Aber der Wunsch des Freiers ist die Pflicht der Hure! Und ein paar Scheinchen mehr machten den Griff tief in die Vaselindose geradezu selbstverständlich. Zumal der Landsmann hier ein häufiger Freier war und Olga nicht mehr so viele spendable Stammkunden hatte. Ihre besten Jahre waren vorbei und mit ihren 41 Jahren war sie einfach schon zu lange in diesem Geschäft. Sie träumte von einer eigenen Bar – irgendwo, wo es warm war und die Sonne die meiste Zeit des Jahres schien. Weit weg von ihrem derzeitigen Arbeitsplatz, weit weg aus Deutschland ... weit weg von all den Hans´, Peters, Michaels oder wie sie sonst noch hießen ...

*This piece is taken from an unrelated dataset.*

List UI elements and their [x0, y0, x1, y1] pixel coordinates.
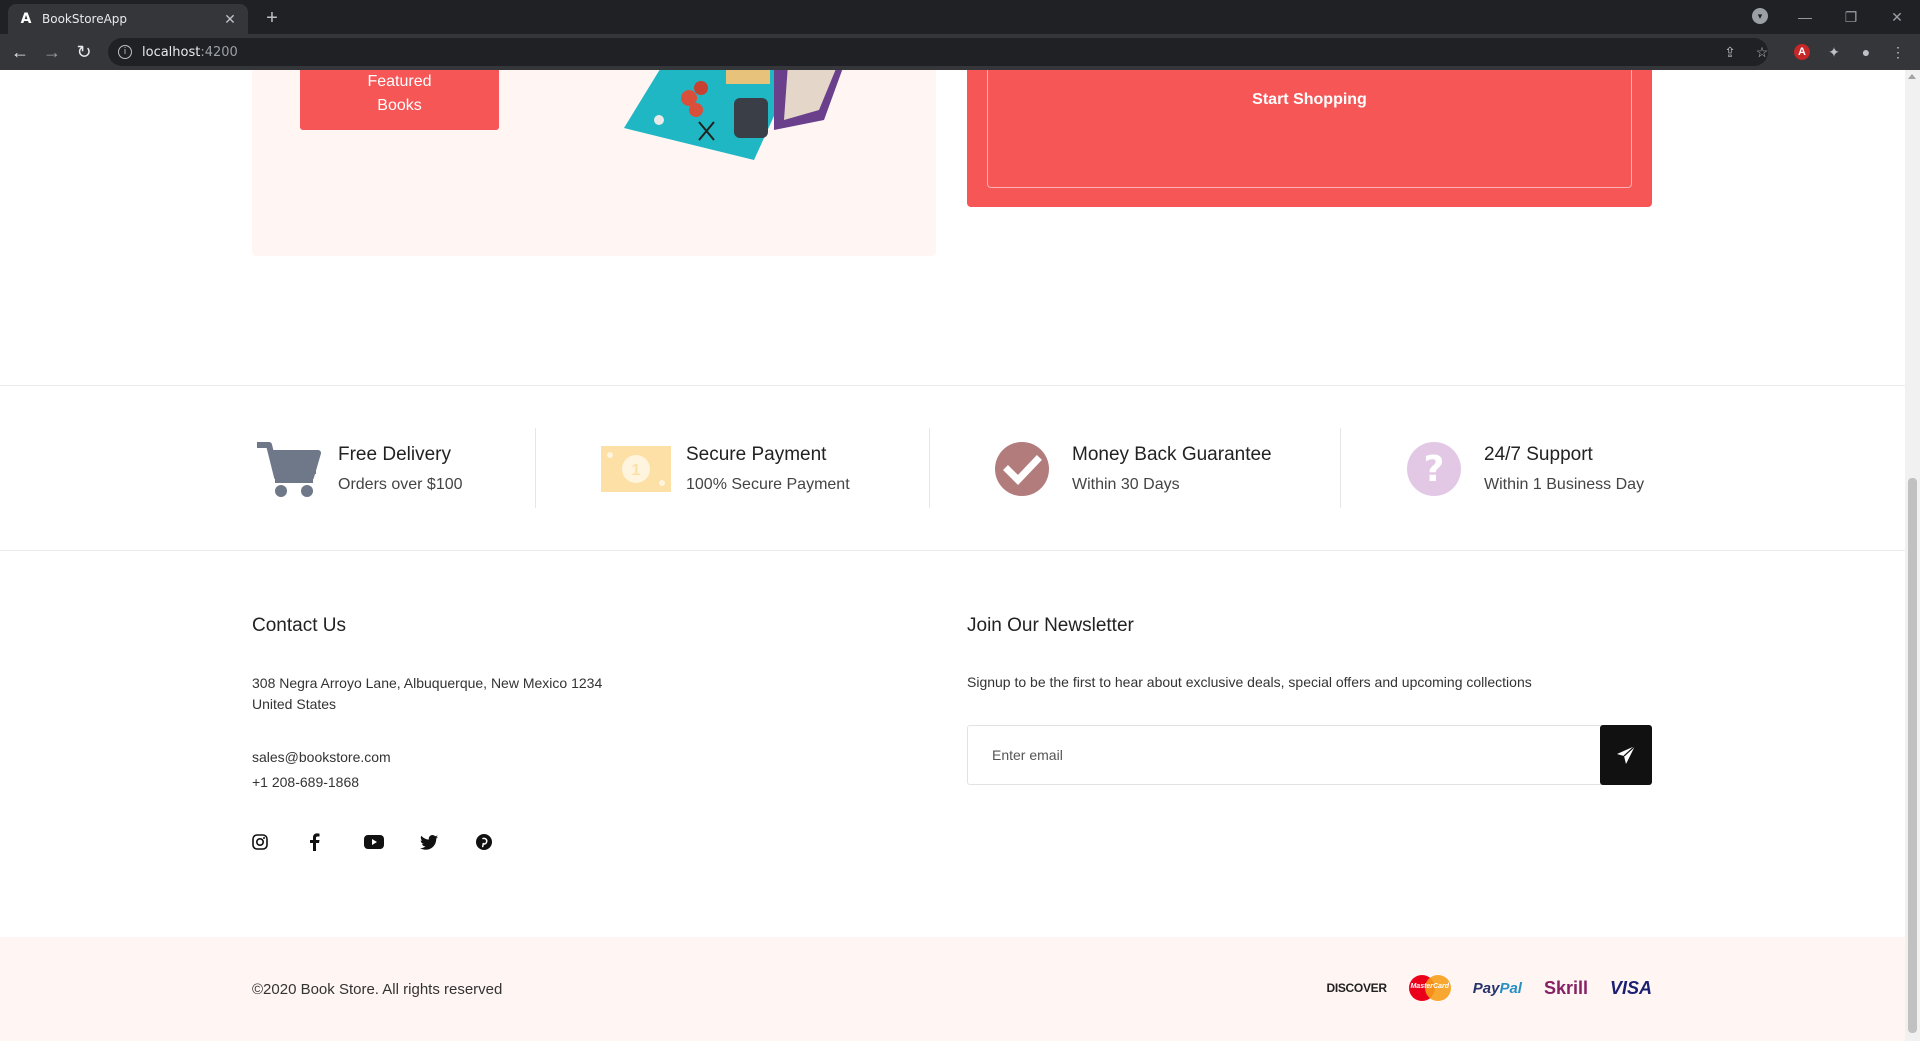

Irgendwann wollte Sie das wirklich machen, aber heute noch nicht. Heute war Ivan der Stier dran. Dieses Schätzchen da, sie sagte der Einfachheit halber zu allen Schätzchen, Namen interessierten sie nicht wirklich, war ein sehr brutales Exemplar. Der reinste Begattungs-Stier. Er konnte sich gar nicht mehr beruhigen und hatte zweimal sein Zeitlimit überzogen, musste ordentlich nachblechen, was ihn aber nicht interessierte.
Er hatte sogar noch ein richtig gutes Trinkgeld springen lassen – zwei Hunderter obendrauf gab’s nicht allzu oft. Sie hatte in dieser Nacht mehr verdient als sonst in einer guten Woche. Das war auch gut so – die nächsten zehn Tage war nix mit „in den Arsch ficken“, denn ihr Arsch war buchstäblich „im Arsch“. Und der musste erst mal wieder heilen. Wahrscheinlich würde sie Windeln tragen, wenn sie alleine war.
Victor Ivan war zufrieden. Das war ehrlicher, guter, abgefahrener Sex. Jetzt konnte er einen schönen kleinen Urlaub machen. Vielleicht Gran Canaria. Er würde am Wochenende irgendwas „Last-Minuteiges“ suchen. Einfach raus zum Flughafen und in den nächstbesten Urlaubsflieger steigen.
Piep, piep, meldete sich sein Handy. Eine SMS – eine neue Handynummer. Shit, es war 01:30 Uhr morgens. Aber was soll’s – Job ist Job. Sein Stammkunde vom Videoauftrag hatte schon wieder etwas Neues für ihn. Er rief sofort an und hörte aufmerksam zu. 59 Sekunden später war das Gespräch beendet. Victor dachte nach und schickte eine kurze SMS an die neue Nummer „40K, liefere in 2 Wo“ (40.000,- Euro, liefere binnen zwei Wochen). Es dauerte Minuten und er hatte die Antwort. „Ok20KMoleBrika“.
Klang wie ein Passwort, war aber keines. Es bedeutete ganz einfach: OK, 20.000,- Euro und die Unterlagen für den nächsten Auftrag liegen ab Montag im letzten, geheimen Briefkasten.
Victor Ivan war gut im Geschäft. Ein paar Tage Urlaub waren auch noch drin. Der nächste Urlaub konnte etwas teurer ausfallen. Gemäß des Telefonates war für eine Zielperson das Verfalldatum abgelaufen. Kohle: gut, Spaßfaktor: sehr vielversprechend.